Dahl tried to repair the eyes of American soldiers even when those eyes were severely injured.  He knew the likely course of future treatment and wanted to give the soldiers time to accept the fact that they were probably going to lose their eye.  With Afghan patients, he did not know if they would receive follow-up care, so he removed severely damaged eyes on the spot when necessary.

”It was impressive to see our soldiers being more concerned about their unit and getting back to it than anything else. Many of them were being sent home, though.”

Wounded Americans were transferred to a U.S. military base in Germany, usually within about 24 hours after Dahl treated them, and the Afghans were sent to Afghan hospitals.

To complete a residency in ophthalmology, a doctor must perform four “open globe” procedures. In Afghanistan, Dahl performed more than 100. He also repaired eyelids and performed various reconstructive procedures in conjunction with the ear, nose and throat specialist and plastic surgeons. “I did a lot of thing I wouldn’t have done here in the states.”

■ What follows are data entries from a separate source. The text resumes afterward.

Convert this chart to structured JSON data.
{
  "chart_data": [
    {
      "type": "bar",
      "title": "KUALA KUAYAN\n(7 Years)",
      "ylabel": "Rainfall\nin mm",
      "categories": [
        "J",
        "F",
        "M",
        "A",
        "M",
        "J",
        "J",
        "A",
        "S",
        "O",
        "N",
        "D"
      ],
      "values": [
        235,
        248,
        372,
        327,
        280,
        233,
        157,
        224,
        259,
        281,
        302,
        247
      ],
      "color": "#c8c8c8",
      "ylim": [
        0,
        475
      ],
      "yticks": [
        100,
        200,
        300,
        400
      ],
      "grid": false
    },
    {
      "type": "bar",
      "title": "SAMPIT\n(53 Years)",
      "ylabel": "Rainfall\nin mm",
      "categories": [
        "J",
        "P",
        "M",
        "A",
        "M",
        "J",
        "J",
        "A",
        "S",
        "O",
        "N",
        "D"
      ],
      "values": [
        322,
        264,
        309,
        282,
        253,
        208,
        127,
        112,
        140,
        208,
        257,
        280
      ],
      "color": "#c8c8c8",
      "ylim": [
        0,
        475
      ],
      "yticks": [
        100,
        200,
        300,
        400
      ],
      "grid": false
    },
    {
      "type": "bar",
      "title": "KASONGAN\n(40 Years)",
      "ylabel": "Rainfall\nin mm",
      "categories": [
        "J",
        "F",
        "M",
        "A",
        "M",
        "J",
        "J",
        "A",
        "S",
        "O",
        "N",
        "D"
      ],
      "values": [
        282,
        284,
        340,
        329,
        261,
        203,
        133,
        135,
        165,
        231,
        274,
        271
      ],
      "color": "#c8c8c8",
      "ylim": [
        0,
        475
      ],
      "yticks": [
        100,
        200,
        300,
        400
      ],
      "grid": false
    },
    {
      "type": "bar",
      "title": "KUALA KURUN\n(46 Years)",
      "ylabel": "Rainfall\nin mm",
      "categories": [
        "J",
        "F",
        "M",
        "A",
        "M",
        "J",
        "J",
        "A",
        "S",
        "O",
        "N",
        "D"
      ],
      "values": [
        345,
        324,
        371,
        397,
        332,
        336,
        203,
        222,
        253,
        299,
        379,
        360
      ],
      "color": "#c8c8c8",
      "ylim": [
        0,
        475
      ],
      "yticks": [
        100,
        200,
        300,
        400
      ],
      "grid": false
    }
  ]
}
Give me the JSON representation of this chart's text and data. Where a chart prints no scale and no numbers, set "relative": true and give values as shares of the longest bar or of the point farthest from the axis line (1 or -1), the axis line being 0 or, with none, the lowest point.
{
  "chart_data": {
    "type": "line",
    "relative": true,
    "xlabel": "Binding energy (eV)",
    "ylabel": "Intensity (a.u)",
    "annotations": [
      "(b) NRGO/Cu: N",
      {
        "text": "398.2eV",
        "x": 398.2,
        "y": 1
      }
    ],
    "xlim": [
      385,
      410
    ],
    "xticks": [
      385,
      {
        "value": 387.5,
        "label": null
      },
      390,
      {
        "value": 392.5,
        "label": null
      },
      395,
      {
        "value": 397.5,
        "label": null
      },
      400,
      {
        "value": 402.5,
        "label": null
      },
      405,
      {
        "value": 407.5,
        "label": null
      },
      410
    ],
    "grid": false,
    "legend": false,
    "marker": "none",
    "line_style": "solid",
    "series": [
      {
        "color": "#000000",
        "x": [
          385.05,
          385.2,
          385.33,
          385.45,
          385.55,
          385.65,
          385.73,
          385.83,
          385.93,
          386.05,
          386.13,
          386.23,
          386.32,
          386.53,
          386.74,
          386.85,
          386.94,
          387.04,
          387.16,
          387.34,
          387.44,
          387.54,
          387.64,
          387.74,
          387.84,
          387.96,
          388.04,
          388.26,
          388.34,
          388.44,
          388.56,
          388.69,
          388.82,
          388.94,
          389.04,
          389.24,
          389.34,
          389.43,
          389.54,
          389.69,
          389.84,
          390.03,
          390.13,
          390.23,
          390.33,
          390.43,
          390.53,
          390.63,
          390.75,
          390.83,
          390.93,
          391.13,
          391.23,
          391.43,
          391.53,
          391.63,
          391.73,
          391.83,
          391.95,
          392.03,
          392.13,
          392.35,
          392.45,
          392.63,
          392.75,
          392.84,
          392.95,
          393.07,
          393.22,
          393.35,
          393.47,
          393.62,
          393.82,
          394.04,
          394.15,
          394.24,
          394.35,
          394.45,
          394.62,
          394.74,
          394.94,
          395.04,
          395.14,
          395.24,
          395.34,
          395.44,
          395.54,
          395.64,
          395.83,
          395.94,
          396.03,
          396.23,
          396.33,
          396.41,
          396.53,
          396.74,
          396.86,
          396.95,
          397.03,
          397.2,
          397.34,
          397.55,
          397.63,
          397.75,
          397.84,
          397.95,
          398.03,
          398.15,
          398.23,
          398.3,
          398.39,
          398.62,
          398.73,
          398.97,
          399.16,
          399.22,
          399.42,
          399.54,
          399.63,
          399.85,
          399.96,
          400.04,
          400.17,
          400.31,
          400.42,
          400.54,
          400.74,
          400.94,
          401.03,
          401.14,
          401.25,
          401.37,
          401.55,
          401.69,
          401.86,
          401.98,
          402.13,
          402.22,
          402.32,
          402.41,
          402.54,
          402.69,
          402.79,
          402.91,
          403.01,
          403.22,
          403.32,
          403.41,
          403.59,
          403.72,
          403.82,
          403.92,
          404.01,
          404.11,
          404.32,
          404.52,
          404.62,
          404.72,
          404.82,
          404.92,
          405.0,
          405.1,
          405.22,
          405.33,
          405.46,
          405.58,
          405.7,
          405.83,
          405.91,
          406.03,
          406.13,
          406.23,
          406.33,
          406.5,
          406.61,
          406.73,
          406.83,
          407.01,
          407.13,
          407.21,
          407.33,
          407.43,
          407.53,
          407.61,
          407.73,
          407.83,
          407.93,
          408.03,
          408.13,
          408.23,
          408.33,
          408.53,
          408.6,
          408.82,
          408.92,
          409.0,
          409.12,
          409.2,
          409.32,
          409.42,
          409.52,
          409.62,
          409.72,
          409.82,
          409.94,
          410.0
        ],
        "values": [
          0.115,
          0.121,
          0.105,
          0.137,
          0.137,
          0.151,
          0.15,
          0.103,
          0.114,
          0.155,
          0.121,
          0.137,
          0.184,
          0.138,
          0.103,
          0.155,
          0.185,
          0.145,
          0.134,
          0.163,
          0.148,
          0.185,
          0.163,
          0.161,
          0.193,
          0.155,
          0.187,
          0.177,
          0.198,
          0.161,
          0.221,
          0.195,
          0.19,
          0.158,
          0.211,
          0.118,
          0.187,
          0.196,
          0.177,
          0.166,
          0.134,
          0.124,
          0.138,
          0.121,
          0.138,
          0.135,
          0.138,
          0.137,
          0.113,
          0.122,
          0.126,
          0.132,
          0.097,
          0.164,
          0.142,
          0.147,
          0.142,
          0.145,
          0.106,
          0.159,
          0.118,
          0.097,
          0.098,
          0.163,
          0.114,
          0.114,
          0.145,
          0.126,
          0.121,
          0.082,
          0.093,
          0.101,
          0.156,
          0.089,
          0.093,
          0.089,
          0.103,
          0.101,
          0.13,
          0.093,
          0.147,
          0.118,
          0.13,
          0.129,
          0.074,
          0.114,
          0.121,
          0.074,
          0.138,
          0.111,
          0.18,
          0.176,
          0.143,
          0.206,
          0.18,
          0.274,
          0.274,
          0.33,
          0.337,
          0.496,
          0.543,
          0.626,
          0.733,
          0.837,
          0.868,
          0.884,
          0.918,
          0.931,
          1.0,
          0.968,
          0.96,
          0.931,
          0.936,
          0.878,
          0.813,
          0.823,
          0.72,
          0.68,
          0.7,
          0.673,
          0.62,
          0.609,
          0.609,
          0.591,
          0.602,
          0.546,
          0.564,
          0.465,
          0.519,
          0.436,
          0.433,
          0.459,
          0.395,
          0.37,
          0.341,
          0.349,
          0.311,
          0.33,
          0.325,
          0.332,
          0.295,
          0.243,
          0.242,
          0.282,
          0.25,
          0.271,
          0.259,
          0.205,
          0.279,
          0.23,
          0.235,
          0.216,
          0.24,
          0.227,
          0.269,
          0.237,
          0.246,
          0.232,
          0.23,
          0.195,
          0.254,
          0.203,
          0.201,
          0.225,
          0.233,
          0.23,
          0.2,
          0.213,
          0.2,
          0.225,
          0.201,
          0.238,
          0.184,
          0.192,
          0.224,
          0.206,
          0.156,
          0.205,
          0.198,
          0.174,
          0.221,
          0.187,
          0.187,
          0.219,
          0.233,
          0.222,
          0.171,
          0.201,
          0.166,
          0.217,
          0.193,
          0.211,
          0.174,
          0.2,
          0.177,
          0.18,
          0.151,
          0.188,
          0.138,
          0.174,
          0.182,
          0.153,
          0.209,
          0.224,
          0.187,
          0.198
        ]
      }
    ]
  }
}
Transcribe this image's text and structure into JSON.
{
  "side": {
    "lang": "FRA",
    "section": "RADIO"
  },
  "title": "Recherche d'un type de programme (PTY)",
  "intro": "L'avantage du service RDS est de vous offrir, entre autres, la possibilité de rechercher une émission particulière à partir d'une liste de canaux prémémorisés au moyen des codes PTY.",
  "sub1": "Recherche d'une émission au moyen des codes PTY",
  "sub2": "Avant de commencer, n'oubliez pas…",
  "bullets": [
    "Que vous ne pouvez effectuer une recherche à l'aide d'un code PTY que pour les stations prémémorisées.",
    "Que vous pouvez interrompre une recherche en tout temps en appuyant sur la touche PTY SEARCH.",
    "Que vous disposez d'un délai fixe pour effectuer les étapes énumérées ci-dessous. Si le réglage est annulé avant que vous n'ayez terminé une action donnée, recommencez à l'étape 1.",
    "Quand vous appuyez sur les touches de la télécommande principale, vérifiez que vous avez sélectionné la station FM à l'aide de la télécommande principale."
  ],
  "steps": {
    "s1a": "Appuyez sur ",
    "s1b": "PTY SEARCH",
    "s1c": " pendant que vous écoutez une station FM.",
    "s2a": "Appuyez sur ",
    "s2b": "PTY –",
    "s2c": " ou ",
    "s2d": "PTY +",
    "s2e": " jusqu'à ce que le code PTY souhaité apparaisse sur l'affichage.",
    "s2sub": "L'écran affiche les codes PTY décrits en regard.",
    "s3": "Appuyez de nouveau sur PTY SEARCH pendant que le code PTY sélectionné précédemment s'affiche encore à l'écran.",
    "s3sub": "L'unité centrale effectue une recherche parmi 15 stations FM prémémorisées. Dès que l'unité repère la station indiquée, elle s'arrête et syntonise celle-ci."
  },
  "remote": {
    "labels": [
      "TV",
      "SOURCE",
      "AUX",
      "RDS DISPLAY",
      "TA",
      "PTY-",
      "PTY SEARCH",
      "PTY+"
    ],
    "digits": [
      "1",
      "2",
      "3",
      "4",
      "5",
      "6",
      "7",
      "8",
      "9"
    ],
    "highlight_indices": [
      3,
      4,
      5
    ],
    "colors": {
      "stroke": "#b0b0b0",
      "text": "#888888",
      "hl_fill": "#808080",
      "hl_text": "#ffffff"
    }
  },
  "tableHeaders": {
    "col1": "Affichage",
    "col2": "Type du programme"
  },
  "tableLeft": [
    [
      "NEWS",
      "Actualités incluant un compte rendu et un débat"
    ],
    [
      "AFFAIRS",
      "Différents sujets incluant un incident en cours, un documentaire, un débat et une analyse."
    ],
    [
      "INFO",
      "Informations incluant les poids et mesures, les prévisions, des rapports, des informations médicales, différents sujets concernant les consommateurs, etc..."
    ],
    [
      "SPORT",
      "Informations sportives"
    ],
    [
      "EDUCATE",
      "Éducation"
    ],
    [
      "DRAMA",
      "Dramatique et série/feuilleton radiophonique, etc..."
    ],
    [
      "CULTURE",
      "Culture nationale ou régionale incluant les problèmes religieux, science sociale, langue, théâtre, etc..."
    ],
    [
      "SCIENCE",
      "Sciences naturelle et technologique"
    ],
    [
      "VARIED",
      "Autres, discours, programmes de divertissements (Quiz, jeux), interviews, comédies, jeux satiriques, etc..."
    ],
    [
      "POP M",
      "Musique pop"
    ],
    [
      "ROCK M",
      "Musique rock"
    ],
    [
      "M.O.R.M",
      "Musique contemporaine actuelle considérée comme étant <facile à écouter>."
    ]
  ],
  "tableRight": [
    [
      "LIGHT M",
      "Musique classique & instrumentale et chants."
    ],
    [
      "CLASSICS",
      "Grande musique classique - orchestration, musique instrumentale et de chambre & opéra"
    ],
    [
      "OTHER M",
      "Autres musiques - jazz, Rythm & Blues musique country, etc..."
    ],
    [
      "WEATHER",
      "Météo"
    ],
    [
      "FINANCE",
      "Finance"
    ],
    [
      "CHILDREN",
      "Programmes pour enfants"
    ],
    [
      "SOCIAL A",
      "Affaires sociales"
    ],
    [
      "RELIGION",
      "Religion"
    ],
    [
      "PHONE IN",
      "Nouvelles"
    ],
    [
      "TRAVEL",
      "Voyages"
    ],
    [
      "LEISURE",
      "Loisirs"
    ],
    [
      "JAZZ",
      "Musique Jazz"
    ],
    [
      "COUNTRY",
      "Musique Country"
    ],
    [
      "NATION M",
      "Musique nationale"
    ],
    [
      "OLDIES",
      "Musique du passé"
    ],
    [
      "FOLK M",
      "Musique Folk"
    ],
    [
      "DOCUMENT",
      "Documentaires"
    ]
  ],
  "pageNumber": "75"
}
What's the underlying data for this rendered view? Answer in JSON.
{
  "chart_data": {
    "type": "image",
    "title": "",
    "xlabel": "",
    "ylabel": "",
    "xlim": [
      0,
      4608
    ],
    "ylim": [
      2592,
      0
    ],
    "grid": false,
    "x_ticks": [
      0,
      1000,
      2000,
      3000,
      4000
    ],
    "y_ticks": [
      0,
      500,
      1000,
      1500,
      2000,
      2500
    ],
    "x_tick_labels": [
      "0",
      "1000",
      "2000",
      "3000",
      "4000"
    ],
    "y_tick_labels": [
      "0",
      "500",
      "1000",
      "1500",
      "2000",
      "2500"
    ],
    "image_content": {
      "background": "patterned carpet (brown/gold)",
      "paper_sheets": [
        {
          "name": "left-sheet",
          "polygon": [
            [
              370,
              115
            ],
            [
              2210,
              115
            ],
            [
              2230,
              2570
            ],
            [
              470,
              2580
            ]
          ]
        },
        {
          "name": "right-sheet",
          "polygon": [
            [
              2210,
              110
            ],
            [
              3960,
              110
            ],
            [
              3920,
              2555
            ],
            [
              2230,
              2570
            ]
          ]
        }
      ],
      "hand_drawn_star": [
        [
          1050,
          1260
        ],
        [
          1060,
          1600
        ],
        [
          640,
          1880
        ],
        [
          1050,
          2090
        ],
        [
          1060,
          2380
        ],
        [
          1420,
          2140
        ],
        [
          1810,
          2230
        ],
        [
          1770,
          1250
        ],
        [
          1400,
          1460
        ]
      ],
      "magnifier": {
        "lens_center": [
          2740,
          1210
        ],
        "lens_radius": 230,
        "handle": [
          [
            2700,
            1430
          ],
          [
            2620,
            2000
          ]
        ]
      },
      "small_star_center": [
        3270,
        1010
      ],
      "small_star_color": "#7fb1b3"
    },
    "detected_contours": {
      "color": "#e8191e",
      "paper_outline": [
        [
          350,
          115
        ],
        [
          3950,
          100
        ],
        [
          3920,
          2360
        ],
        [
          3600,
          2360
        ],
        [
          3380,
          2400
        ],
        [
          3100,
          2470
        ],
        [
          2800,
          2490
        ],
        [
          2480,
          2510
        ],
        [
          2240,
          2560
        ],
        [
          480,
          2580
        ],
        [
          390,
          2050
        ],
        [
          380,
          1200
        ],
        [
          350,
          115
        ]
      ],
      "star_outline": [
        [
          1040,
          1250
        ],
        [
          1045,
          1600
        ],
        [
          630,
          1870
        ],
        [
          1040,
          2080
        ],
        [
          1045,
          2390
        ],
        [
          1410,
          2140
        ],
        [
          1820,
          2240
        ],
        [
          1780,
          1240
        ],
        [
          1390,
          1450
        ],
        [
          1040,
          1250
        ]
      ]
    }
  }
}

Dahl treated a number of patients for humanitarian reasons when time and space allowed. On the second day he was in Afghanistan, he operated on a teenage boy whose eyes were severely damaged when a bomb exploded. The doctor removed one eye that was destroyed and repaired the other. The teen “has pretty good vision in that eye after we brought him back for a second surgery to remove a cataract caused by the injury.” “There also was an eight-year-old boy who lost one eye when a land mine blew up in his yard. Explosions of land mines left from the war with the Russians in the 1980s happened a lot. I also treated an Afghan nurse who was partially blinded as a child. He just happened to be in the hospital on rotation to learn and needed a prosthesis.” In both cases, Dahl opened the patient’s eyelid and placed an implant in the empty socket to give the face a more normal appearance.

The incidence of eye injuries has increased with each war since the Civil War, he said. In the conflict in Afghanistan, 10 to 15 percent of war-related injuries involve the eyes.  Dahl explained that soldiers live through more blasts due to advances in body armor.  The face and extremities are most exposed and are often injured.  Also, the munitions do a better job at spreading shrapnel than in the past.

Dahl left the Air Force and went into private practice in Oak Ridge two years ago. He never considered a career in the Air Force. “The longer you’re in, the more administrative work you do. I want to see patients.”